Et ces psychoses ne s’améliorent pas avec le temps. De nouvelles sources de stress, de blues, de déprime ou de troubles psychiques se créent à chaque nouvel outil Internet (lire aussi Are your Facebook friends really having more fun than you?). Certes il s’agit de troubles psychiques mais ils n’en restent pas moins des fondamentaux importants pour le développement sain d’une société. Car il ne s’agit pas ici de morale, mais d’épanouissement et de bien être, de liberté et de développement personnel. Et Internet n’en est certainement pas la cause, uniquement les gens qui sont dessus (et les interfaces homme-machine que nous utilisons).

Alors qui peut faire quelque chose ?

  • Le gouvernement ? Notre gouvernement est bien trop occupé par faire voter des lois liberticides et à rester ami avec les producteurs internationaux, en faisant des campagnes de propagande pour faire passer ces lois, ou même par essayer de faire peur à Madame Michu avec des campagnes de publicités désastreuses sur le sujet, qu’il n’a pas le temps d’aider les personnes qui souffrent véritablement à cause d’Internet. Et puis comme d’habitude il risque de se tromper de colère.
  • Les juges ? Ils interviennent, quand vous avez suffisamment d’argent pour payer un avocat (lire Fuyons! Les avocats (et les pourris) investissent le web… ou la société Tuto4pc cramée en 6 étapes). Mais tout le monde n’en a pas les moyens.

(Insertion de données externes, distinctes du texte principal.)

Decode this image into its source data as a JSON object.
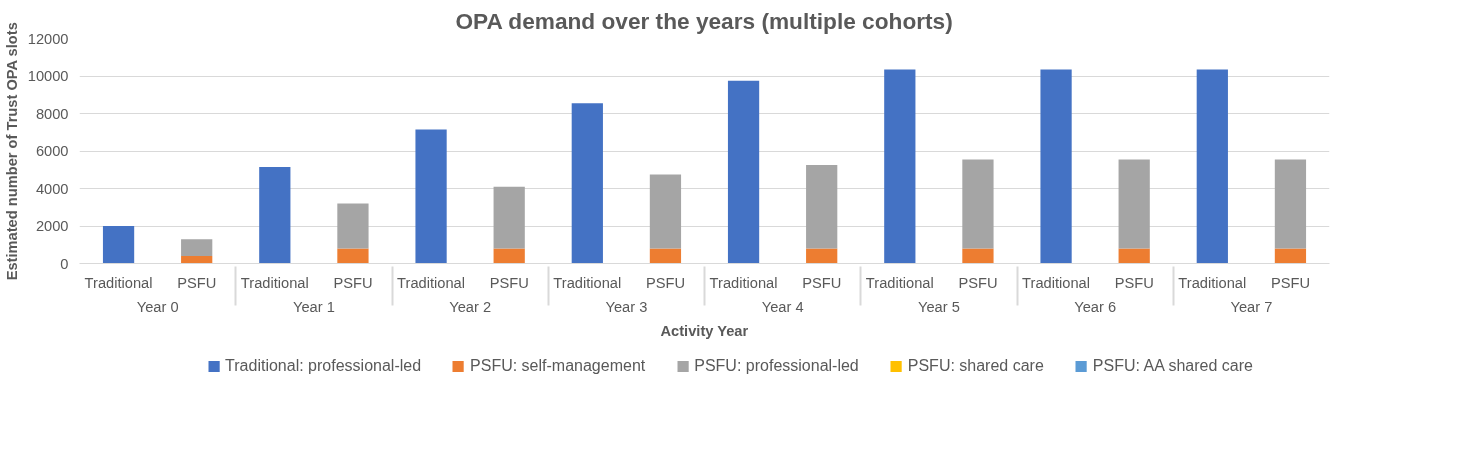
{
  "chart_data": {
    "type": "bar",
    "title": "OPA demand over the years (multiple cohorts)",
    "xlabel": "Activity Year",
    "ylabel": "Estimated number of Trust OPA slots",
    "categories": [
      "Traditional",
      "PSFU",
      "Traditional",
      "PSFU",
      "Traditional",
      "PSFU",
      "Traditional",
      "PSFU",
      "Traditional",
      "PSFU",
      "Traditional",
      "PSFU",
      "Traditional",
      "PSFU",
      "Traditional",
      "PSFU"
    ],
    "annotations": [
      "Year 0",
      "Year 1",
      "Year 2",
      "Year 3",
      "Year 4",
      "Year 5",
      "Year 6",
      "Year 7"
    ],
    "stacked": true,
    "series": [
      {
        "name": "Traditional: professional-led",
        "color": "#4472c4",
        "values": [
          2000,
          null,
          5150,
          null,
          7150,
          null,
          8550,
          null,
          9750,
          null,
          10350,
          null,
          10350,
          null,
          10350,
          null
        ]
      },
      {
        "name": "PSFU: self-management",
        "color": "#ed7d31",
        "values": [
          null,
          400,
          null,
          800,
          null,
          800,
          null,
          800,
          null,
          800,
          null,
          800,
          null,
          800,
          null,
          800
        ]
      },
      {
        "name": "PSFU: professional-led",
        "color": "#a5a5a5",
        "values": [
          null,
          900,
          null,
          2400,
          null,
          3300,
          null,
          3950,
          null,
          4450,
          null,
          4750,
          null,
          4750,
          null,
          4750
        ]
      },
      {
        "name": "PSFU: shared care",
        "color": "#ffc000",
        "values": [
          null,
          null,
          null,
          null,
          null,
          null,
          null,
          null,
          null,
          null,
          null,
          null,
          null,
          null,
          null,
          null
        ]
      },
      {
        "name": "PSFU: AA shared care",
        "color": "#5b9bd5",
        "values": [
          null,
          null,
          null,
          null,
          null,
          null,
          null,
          null,
          null,
          null,
          null,
          null,
          null,
          null,
          null,
          null
        ]
      }
    ],
    "ylim": [
      0,
      12000
    ],
    "yticks": [
      0,
      2000,
      4000,
      6000,
      8000,
      10000,
      12000
    ],
    "grid": "y",
    "legend": "bottom"
  }
}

  • Les associations ? La grande mode en ce moment est l’addiction à Internet, voir le danger d’Internet ou des jeux vidéos pour nos chères têtes blondes. Quantité d’associations se créent autour de ce sujet, en racontant plus ou moins de conneries. Mais, à ma connaissance, rien autour de l’impolitesse permanente sur Internet.
  • Les profs ? Sont-ils vraiment là pour éduquer vos enfants (ou vous-même) ? Et puis il faudrait déjà supprimer les brimades à l’école avant de s’attaquer à Internet.

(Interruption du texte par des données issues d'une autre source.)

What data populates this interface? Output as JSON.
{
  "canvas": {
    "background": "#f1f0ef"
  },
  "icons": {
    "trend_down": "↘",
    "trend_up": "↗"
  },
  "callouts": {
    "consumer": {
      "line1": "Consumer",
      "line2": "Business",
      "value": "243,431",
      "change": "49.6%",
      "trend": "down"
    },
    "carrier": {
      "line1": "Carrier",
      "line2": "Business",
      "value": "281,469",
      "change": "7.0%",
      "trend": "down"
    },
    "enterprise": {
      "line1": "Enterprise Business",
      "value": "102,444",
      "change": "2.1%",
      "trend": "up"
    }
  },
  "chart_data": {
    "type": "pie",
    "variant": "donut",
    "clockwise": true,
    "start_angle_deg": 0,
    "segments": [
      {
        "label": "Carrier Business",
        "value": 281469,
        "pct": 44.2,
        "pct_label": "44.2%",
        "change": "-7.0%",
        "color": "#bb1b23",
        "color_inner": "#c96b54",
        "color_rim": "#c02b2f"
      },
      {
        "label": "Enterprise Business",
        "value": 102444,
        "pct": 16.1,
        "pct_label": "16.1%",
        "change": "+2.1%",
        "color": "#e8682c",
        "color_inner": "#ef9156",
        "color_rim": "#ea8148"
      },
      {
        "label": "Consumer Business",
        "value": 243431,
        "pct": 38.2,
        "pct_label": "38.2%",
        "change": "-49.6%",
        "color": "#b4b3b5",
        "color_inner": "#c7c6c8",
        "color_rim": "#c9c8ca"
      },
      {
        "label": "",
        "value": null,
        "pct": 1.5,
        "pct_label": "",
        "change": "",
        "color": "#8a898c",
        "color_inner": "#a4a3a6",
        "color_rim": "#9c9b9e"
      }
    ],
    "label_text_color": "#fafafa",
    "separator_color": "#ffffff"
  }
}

  • Les parents ? Certainement. Mais tout le monde ne partage pas les mêmes valeurs. Et pour certains, la loi du plus fort/riche/intelligent est naturelle (tant qu’ils sont du côté de la loi).
  • Nous ? C’est peut-être la seule solution. On pourrait peut-être réinstaurer une netiquette librement choisie, avant qu’un petit nabot nous l’impose par la force ?

Je vous laisse répondre, je n’ai pas de solutions.